By Post Editorial Board
New York Post
Published Nov. 16, 2025

News that a Bronx jury awarded $50 million to a guy clipped by a city garbage truck as he was crossing the street while on his cellphone is just the latest sign of how out-of-whack New York’s liability laws are — and they’re about to get even worse unless Gov. Kathy Hochul vetoes a pack of lawsuit-boosting bills headed for her desk.

This legal regime is actually a huge affordability issue: Juries often figure the insurance company can afford to pay big, but insurers then just raise their rates so that everyone winds up covering the costs of insane payouts.

It may well be that Darcy Bottex deserves compensation for that 2021 garbage truck incident: He says it inflicted injuries that have left him unable to work ever since.

But $50 million is nuts, especially since he shares at least some blame: Gabbing on your phone as you cross a major avenue like Bruckner Boulevard is pretty foolish.

Yet the Legislature, instead of looking at reforms to cap damages in a case like this, has sent the governor several bills that encourage frivolous lawsuits and fraud.

A report from the American Tort Reform Association last year lists NYC as the nation’s 2nd-worst “judicial hellhole,” with $89 billion a year in excessive litigation costs to taxpayers and companies .

The Partnership for New York City breaks it down further: Insurance premiums in New York average 15% higher than the rest of the country; health-insurance premiums are 12% higher, auto coverage a whopping 52% higher.

Democratic state Sens.
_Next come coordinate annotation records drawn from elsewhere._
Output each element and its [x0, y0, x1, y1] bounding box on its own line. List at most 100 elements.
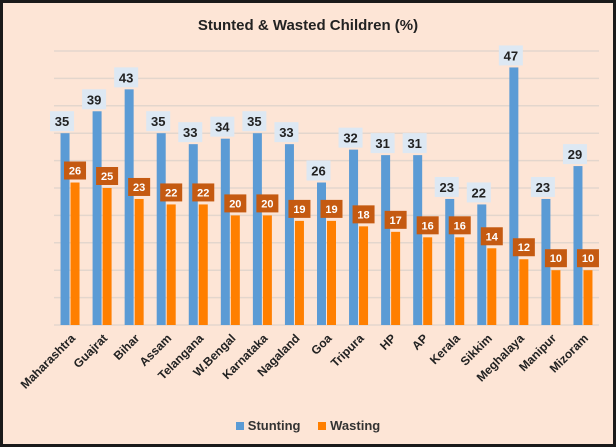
- data-label-bg-stunting: [370, 133, 395, 154]
- data-label-stunting: 35: [151, 114, 165, 129]
- data-label-bg-stunting: [306, 160, 331, 181]
- data-label-stunting: 33: [279, 125, 293, 140]
- data-label-wasting: 22: [165, 187, 177, 199]
- data-label-bg-wasting: [416, 216, 439, 235]
- data-label-stunting: 29: [568, 147, 582, 162]
- bar-stunting: [413, 155, 423, 325]
- data-label-bg-stunting: [274, 122, 299, 143]
- bar-wasting: [583, 270, 593, 325]
- data-label-bg-stunting: [146, 111, 171, 132]
- data-label-stunting: 23: [440, 180, 454, 195]
- data-label-bg-wasting: [64, 161, 87, 180]
- chart-svg: 3526Maharashtra3925Guajrat4323Bihar3522A…: [18, 45, 599, 392]
- legend-item-stunting: Stunting: [235, 418, 301, 433]
- data-label-stunting: 43: [119, 70, 133, 85]
- bar-wasting: [198, 204, 208, 325]
- data-label-wasting: 25: [101, 171, 113, 183]
- legend-item-wasting: Wasting: [318, 418, 380, 433]
- data-label-bg-stunting: [50, 111, 75, 132]
- bar-wasting: [519, 259, 529, 325]
- x-tick-label: Goa: [308, 331, 335, 358]
- bar-wasting: [327, 220, 336, 325]
- data-label-bg-wasting: [576, 249, 599, 268]
- bar-stunting: [573, 166, 583, 325]
- bar-stunting: [284, 144, 294, 325]
- data-label-stunting: 31: [375, 136, 389, 151]
- bar-wasting: [294, 220, 304, 325]
- data-label-wasting: 20: [261, 198, 273, 210]
- data-label-stunting: 26: [311, 164, 325, 179]
- bar-stunting: [92, 111, 102, 325]
- bar-wasting: [551, 270, 561, 325]
- x-tick-label: Tripura: [328, 331, 367, 370]
- bar-wasting: [102, 188, 112, 325]
- data-label-wasting: 22: [197, 187, 209, 199]
- bar-stunting: [220, 138, 230, 325]
- bar-stunting: [60, 133, 70, 325]
- data-label-bg-wasting: [96, 167, 119, 185]
- data-label-bg-wasting: [288, 199, 311, 218]
- data-label-stunting: 32: [343, 131, 357, 146]
- data-label-bg-wasting: [160, 183, 183, 202]
- data-label-stunting: 33: [183, 125, 197, 140]
- x-tick-label: Maharashtra: [18, 331, 79, 392]
- bar-wasting: [455, 237, 465, 325]
- bar-stunting: [445, 198, 455, 325]
- legend-swatch-stunting: [235, 422, 244, 430]
- data-label-bg-wasting: [480, 227, 503, 246]
- bar-stunting: [381, 155, 391, 325]
- data-label-bg-wasting: [256, 194, 279, 213]
- data-label-bg-stunting: [242, 111, 267, 132]
- data-label-bg-stunting: [82, 89, 107, 110]
- legend-swatch-wasting: [318, 422, 327, 430]
- bar-wasting: [391, 231, 401, 325]
- data-label-wasting: 12: [518, 242, 530, 254]
- legend-label-stunting: Stunting: [247, 418, 301, 433]
- data-label-wasting: 23: [133, 182, 145, 194]
- data-label-wasting: 14: [486, 231, 499, 243]
- data-label-bg-stunting: [178, 122, 203, 143]
- bar-wasting: [423, 237, 433, 325]
- data-label-bg-wasting: [384, 210, 407, 229]
- data-label-wasting: 17: [389, 215, 401, 227]
- data-label-wasting: 10: [550, 253, 562, 265]
- bar-stunting: [477, 204, 487, 325]
- data-label-wasting: 19: [325, 204, 337, 216]
- data-label-stunting: 22: [472, 185, 486, 200]
- data-label-bg-stunting: [338, 127, 363, 148]
- bar-stunting: [188, 144, 198, 325]
- data-label-wasting: 16: [454, 220, 466, 232]
- bar-wasting: [487, 248, 497, 325]
- bar-stunting: [317, 182, 326, 325]
- data-label-stunting: 47: [504, 48, 518, 63]
- x-tick-label: AP: [409, 331, 431, 353]
- bar-wasting: [359, 226, 369, 325]
- data-label-bg-stunting: [210, 116, 235, 137]
- data-label-stunting: 31: [407, 136, 421, 151]
- data-label-bg-stunting: [114, 67, 139, 88]
- data-label-bg-wasting: [512, 238, 535, 257]
- data-label-stunting: 34: [215, 120, 230, 135]
- data-label-wasting: 16: [422, 220, 434, 232]
- x-tick-label: Kerala: [427, 331, 463, 367]
- x-tick-label: Guajrat: [71, 331, 111, 371]
- data-label-bg-stunting: [498, 45, 523, 66]
- data-label-bg-wasting: [448, 216, 471, 235]
- data-label-bg-stunting: [402, 133, 427, 154]
- data-label-wasting: 18: [357, 209, 369, 221]
- legend-label-wasting: Wasting: [330, 418, 381, 433]
- data-label-wasting: 19: [293, 204, 305, 216]
- data-label-stunting: 35: [247, 114, 261, 129]
- data-label-bg-wasting: [544, 249, 567, 268]
- bar-wasting: [262, 215, 272, 325]
- bar-stunting: [252, 133, 262, 325]
- bar-wasting: [230, 215, 240, 325]
- data-label-bg-wasting: [224, 194, 247, 213]
- data-label-bg-stunting: [434, 176, 459, 197]
- legend: Stunting Wasting: [3, 418, 613, 433]
- data-label-bg-wasting: [128, 177, 151, 196]
- bar-wasting: [70, 182, 80, 325]
- data-label-wasting: 10: [582, 253, 594, 265]
- data-label-wasting: 20: [229, 198, 241, 210]
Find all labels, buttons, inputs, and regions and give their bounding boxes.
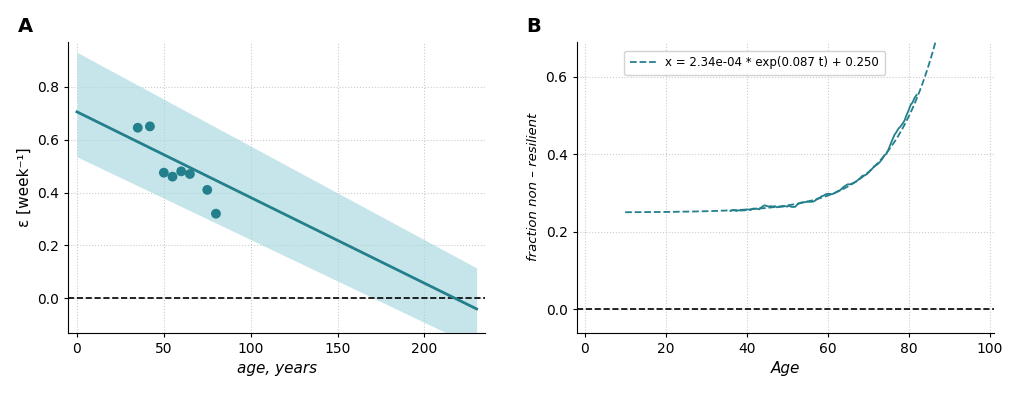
Point — [129, 125, 146, 131]
Y-axis label: fraction non – resilient: fraction non – resilient — [527, 113, 539, 261]
Text: B: B — [526, 17, 541, 36]
Y-axis label: ε [week⁻¹]: ε [week⁻¹] — [16, 147, 32, 227]
Point — [164, 173, 180, 180]
Point — [199, 187, 215, 193]
Text: A: A — [18, 17, 34, 36]
Point — [156, 169, 172, 176]
Point — [181, 171, 198, 177]
X-axis label: Age: Age — [769, 361, 799, 376]
Point — [142, 123, 158, 130]
X-axis label: age, years: age, years — [236, 361, 317, 376]
Point — [173, 168, 190, 174]
Point — [208, 211, 224, 217]
Legend: x = 2.34e-04 * exp(0.087 t) + 0.250: x = 2.34e-04 * exp(0.087 t) + 0.250 — [624, 51, 884, 75]
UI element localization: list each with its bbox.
Jamaal Bailey, Brian Kavanagh and James Skoufis are holding a public hearing this week to “investigate” these high insurance costs, when the cause is abundantly clear: Higher risks of being sued for insane damages means higher insurance premiums across the board.

And Skoufis actually wants to make it worse: His Senate Bill S5170, would allow a plaintiff to recover damages directly from a third-party defendant, meaning people who did little or nothing wrong are at elevated risk of having to make good on someone else’s wrongdoing.

The other bills laws slated to hit Hochul’s desk before the end of the year are just as poisonous, among them:

* Bill S8186 would force foreign corporations wanting to do business in the Empire State to consent to “automatic jurisdiction,” exposing them to suits in New York courts regardless of where the key incident took place.

* The “Grieving Families Act” (vetoed by Hochul three years running) would dramatically expand liability for damages in wrongful death cases, giving plaintiffs up to three years to file a suit and widening the scope of who can sue.

* Bill A8706 would ban companies or individuals from negotiating a settlement with an injured party until 30 days after the event — giving potential suers more time to hire a lawyer, even though plenty of settlements can be sorted out without one.

The big winners if any of this becomes law will be the trial lawyers who rake in piles of cash off even the most dubious lawsuits; everybody else will pay through the nose.

Democrats keep talking about what government should do to increase “affordability,” but lawmakers increase living costs with lunacy like this.

Hochul should reject these latest gifts to skeezy lawyers, or New Yorkers will pay the price.